Dengan dilandasi oleh semangat Ketuhanan Yang Maha Esa untuk meramaikan kembali travelblog yang nyaris membusuk ini, didukung dengan belum jelasnya tanggal pasti rencana jalan-jalan ke Jakarta, gue mengambil inisiatif buat ngebolang sendiri hari ini. Yep, tujuan gue blusukan hari ini adalah mengunjungi beberapa objek heritage di Bandung yang belum pernah gue kunjungi: Museum Pos Indonesia, Museum Geologi, dan Masjid Raya Bandung.
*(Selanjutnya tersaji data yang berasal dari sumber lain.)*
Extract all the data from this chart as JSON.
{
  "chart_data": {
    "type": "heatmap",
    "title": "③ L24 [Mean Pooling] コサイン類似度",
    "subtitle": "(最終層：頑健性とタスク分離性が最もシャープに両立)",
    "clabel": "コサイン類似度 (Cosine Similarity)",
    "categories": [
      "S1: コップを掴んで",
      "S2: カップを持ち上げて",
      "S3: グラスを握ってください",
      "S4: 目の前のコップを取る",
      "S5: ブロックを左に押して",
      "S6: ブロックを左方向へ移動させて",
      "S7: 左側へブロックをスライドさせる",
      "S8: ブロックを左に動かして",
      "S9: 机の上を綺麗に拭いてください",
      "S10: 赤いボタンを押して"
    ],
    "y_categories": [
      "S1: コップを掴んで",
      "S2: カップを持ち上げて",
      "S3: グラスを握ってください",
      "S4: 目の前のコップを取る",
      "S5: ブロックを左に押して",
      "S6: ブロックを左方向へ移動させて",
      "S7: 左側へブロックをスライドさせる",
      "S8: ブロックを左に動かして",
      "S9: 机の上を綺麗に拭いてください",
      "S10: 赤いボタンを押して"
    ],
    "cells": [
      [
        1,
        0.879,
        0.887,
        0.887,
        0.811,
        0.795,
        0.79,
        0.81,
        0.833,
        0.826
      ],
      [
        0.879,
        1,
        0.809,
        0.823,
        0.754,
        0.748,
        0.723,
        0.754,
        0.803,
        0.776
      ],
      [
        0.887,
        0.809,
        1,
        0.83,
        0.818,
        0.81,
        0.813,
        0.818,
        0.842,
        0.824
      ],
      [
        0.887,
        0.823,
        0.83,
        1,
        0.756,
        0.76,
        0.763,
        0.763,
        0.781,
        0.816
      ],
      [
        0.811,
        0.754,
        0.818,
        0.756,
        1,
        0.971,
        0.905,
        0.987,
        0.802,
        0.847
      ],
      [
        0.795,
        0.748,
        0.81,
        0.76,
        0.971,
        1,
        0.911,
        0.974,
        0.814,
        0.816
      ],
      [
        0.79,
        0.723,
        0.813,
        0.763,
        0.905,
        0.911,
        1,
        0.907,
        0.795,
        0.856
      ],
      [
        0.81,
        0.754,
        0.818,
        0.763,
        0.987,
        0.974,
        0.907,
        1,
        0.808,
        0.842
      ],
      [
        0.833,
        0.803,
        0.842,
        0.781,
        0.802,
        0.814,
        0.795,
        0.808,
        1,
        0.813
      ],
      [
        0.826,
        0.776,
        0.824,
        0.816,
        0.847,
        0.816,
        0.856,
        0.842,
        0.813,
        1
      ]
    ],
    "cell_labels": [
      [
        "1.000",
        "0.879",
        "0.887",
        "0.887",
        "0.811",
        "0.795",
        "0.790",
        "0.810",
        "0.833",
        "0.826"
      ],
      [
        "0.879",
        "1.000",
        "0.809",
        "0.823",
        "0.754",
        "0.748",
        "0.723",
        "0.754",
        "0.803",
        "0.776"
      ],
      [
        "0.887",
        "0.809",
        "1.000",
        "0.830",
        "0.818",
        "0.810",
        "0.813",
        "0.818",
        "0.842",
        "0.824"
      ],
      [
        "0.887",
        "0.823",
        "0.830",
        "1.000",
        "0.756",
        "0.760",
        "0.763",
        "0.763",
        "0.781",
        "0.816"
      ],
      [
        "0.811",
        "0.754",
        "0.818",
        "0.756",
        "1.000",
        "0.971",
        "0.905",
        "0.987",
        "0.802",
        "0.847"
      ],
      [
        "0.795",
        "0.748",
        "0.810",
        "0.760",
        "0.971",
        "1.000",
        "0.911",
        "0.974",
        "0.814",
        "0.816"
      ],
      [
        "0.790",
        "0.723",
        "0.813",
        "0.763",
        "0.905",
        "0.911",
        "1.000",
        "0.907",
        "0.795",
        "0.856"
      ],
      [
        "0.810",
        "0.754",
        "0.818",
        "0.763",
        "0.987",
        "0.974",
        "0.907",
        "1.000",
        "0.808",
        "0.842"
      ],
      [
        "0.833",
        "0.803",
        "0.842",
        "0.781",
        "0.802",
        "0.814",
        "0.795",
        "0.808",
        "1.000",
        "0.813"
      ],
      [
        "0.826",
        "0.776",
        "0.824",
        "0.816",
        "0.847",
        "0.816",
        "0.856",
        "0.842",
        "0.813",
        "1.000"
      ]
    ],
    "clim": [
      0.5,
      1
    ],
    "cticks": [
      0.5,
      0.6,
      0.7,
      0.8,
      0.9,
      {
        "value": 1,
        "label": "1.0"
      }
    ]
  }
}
Jadi, karena destinasi pertama yang gue datangi adalah Museum Pos Indonesia, maka cerita jalan-jalan kali ini pun akan dimulai dengan cerita tentang… Masjid Raya Bandung #gubrak
Ahahaha, maaf maaf, tapi karena pengalaman di Masjid Raya Bandung adalah pengalaman yang gue sukai, jadi gue cerita yang ini dulu ya 😉
Dari starting point di Museum Geologi, gue bergerak ke kanan (ke arah Gedung Sate) dengan “menunggang” angkot Cicaheum-Ledeng. Turun di simpang Sulanjana, gue sambung menyambung jadi satu itulah Indonesia dengan angkot Panghegar-Dipati Ukur. Ehem, sebenernya gue agak ngasal sih pilih angkotnya, karena sejujurnya gue nggak tahu pasti apa angkot paling pas dari Museum Geologi ke Masjid Raya Bandung. Nah, gue pilih angkot ini karena gue biasa naik angkot itu ke BE Mall di Jl. Veteran (Masjid Raya ada di ujung Jl. Asia-Afrika, dan Jl. Veteran ada di ujung Jl. Asia-Afrika #pffft)
Gue turun agak kebablasan dikit, sampai ujung Jl. Veteran yang udah banyak pedagang asongan dan toko-toko. Sempet bingung jalan ke mana. Gue tanya ke Tuhan, dan Dia menjawab melalui sebuah papan jalan gede yang menunjukkan arah Masjid Raya Bandung. Oke, tinggal jalan lurus, entah berapa kilometer. Meskipun jalannya juga nggak deket-deket amat, tapi jalan kaki menuju Masjid Raya Bandung ini cukup gue nikmati. Tak jauh dari titik awal gue jalan kaki, gue melalui H.M. Harris yang udah kondang itu. “Ooohh, di sini toh rumah makan sate itu.” #katrok #kuper #bodoamat.
Gue juga melalui sebuah persimpangan yang besar, nyaris seperti sebuah bunderan, dengan sebuah bangunan kuno bergaya art-deco berdiri anggun di salah satu sudutnya. Bangunan ini saat ini difungsikan sebagai sebuah gedung instansi perbankan.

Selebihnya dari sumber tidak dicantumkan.